Nobody sets out to kill off a relentless focus on driving profitable and sustainable customer value. Almost no one would purposefully make decisions that result in dissipating the organizational energy that is necessary to achieve important results.
But sometimes that is the inadvertent result of management’s decisions. Employing certain types of organizational solutions can trigger these kinds of reactions.
Let’s briefly identify the four principal elements of success in any organization.
Four principal elements of success
First principal element: Set the Strategic Direction
First, set the Strategic Direction that will lead to your success. This is critical in your drive for success, in part because it enables everybody in your organization to be “singing from the same song sheet” and gets people focused on results—the right results. To set the direction of a business, it is necessary to have confirmed:
- Your Vision,
- Identified your Pillars of Success,
- established multi-year Strategic Objectives and agreed on the Measures in which to track on-going performance
Finally, it is important that in setting the strategic direction it is understood what Key Initiatives will be required in the medium term, to get traction.
Second principal element: Improve your Business Process
Second, Process Improvement – fix the processes that are vital to your success. It is within your processes that work gets done, outputs are generated and benefits are created. Many of your processes deliver results to internal customers, but in the end, they all should contribute towards producing results for the ultimate customers.
It is essential to have all your business processes aligned to the organization’s strategic direction, to deliver sustained and profitable customer value. Not all processes are created equally. Given that resources are always limited, the focus must be on those priority processes that will maximize the return, by driving continuous improvement in critical areas, such as increased revenue, cost reduction, and higher quality levels.
Third principal element: Align and Mobilize your People
Third, Aligning and Mobilizing your People is essential. This involves leadership actions that enable your employees to understand their roles and responsibilities and to become better equipped to drive the successful implementation of strategies and plans. It is vital that through effective communications, training and mentoring our employees know, understand and believe in the required changes.
Forth principal element: Focus on your customers
Finally, a relentless focus on your customers is vital to your success. This involves building the kind of value propositions that are wanted by customers and delivering them through the channels that make the most sense to the customers and are the most cost-effective for your organization. Customer focus means constantly understanding what your customers are experiencing as they interact with our organization and as they use your products or services. Your job is not done until we are delivering value to the customer and capturing value for your organization.
Few will argue that the combination of Strategic Direction, Process Improvement, enabling your People and a relentless focus on the Customer aren’t the principal factors of success. However, there is one additional area that many organizations “bet the farm on and lose it”. The hope that Structural Change can be the panacea is widespread.

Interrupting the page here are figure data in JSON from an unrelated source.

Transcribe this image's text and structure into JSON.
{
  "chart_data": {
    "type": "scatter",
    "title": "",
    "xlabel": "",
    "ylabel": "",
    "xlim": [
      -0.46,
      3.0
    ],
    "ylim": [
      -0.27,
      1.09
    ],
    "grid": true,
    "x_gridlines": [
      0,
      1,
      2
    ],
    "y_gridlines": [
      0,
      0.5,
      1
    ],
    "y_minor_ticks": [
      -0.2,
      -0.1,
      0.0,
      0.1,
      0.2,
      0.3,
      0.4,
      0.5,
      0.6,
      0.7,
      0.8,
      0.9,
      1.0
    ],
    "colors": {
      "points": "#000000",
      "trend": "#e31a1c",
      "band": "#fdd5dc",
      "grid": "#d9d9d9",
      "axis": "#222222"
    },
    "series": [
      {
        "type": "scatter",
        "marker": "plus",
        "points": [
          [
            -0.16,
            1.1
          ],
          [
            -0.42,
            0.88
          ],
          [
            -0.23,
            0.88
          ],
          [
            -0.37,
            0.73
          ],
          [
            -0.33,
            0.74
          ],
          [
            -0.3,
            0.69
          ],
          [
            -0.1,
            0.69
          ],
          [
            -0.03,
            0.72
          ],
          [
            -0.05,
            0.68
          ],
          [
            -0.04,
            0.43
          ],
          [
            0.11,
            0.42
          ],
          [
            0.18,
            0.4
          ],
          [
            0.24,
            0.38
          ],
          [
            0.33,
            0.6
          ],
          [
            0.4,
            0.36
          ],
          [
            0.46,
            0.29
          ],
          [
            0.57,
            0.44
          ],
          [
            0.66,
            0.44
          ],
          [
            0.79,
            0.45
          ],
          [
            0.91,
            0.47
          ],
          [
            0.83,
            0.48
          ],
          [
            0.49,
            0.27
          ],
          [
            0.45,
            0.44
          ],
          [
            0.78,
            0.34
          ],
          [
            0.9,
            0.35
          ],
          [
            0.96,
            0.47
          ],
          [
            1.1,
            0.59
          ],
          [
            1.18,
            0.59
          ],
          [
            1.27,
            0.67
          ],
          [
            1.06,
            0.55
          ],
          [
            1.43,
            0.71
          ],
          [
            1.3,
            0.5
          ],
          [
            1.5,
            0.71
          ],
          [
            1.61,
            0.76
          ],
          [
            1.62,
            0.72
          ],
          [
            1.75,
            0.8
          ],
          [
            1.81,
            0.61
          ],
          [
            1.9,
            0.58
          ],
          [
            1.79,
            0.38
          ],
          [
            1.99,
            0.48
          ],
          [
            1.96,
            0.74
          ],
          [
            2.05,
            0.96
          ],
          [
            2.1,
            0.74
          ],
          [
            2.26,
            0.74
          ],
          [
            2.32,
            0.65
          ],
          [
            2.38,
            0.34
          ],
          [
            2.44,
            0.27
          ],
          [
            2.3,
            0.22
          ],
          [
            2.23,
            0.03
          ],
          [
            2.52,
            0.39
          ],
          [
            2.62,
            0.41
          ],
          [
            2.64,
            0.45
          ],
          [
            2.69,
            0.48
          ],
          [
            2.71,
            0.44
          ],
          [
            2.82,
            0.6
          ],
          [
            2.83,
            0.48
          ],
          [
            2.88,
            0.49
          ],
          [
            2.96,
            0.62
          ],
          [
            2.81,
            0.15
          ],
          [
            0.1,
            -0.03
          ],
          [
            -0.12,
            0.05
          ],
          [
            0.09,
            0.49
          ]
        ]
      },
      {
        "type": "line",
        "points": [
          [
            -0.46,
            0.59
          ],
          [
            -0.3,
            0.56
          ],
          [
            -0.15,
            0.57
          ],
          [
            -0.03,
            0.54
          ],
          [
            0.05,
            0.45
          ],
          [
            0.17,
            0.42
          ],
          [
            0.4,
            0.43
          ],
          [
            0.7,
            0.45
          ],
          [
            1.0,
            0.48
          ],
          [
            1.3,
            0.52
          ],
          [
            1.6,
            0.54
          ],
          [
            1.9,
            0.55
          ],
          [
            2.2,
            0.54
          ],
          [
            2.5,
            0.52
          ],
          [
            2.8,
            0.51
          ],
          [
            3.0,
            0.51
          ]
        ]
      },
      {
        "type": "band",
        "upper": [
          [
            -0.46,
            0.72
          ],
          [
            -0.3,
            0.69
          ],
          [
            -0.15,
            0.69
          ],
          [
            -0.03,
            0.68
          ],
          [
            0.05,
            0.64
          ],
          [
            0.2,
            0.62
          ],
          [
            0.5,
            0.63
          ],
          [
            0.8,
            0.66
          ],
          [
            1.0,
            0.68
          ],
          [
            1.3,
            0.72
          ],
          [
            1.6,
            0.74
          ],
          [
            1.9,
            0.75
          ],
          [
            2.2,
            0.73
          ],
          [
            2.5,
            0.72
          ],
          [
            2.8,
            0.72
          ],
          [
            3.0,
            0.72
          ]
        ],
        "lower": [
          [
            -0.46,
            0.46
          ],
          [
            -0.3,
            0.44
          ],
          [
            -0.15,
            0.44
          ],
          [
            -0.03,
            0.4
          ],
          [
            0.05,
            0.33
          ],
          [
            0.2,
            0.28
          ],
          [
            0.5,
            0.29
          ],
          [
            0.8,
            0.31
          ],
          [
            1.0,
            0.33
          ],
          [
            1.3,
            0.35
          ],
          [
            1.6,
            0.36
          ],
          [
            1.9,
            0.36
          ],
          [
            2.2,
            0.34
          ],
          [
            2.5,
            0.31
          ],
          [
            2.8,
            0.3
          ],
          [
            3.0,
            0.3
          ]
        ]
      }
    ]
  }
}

For example, let’s say that an organization decides in response to operational problems to make a structural change. It may decide to centralize what historically was a decentralized function. It could be a sales organization. It could be the IT services. On paper, the decision looks like magic. But the structural solution may only delay the organization’s attention to the real problems that the solution was designed to solve – a poor functioning sales process, or suboptimal IT processes, an absence of a guiding strategic direction, the failure to enable the people or a lousy focus on the customer.
Structural change is not a substitute for the elements of success noted above. Structural change often delays putting a focus on the elements of success. Instead of breakthroughs, structural change often causes long-term paralysis.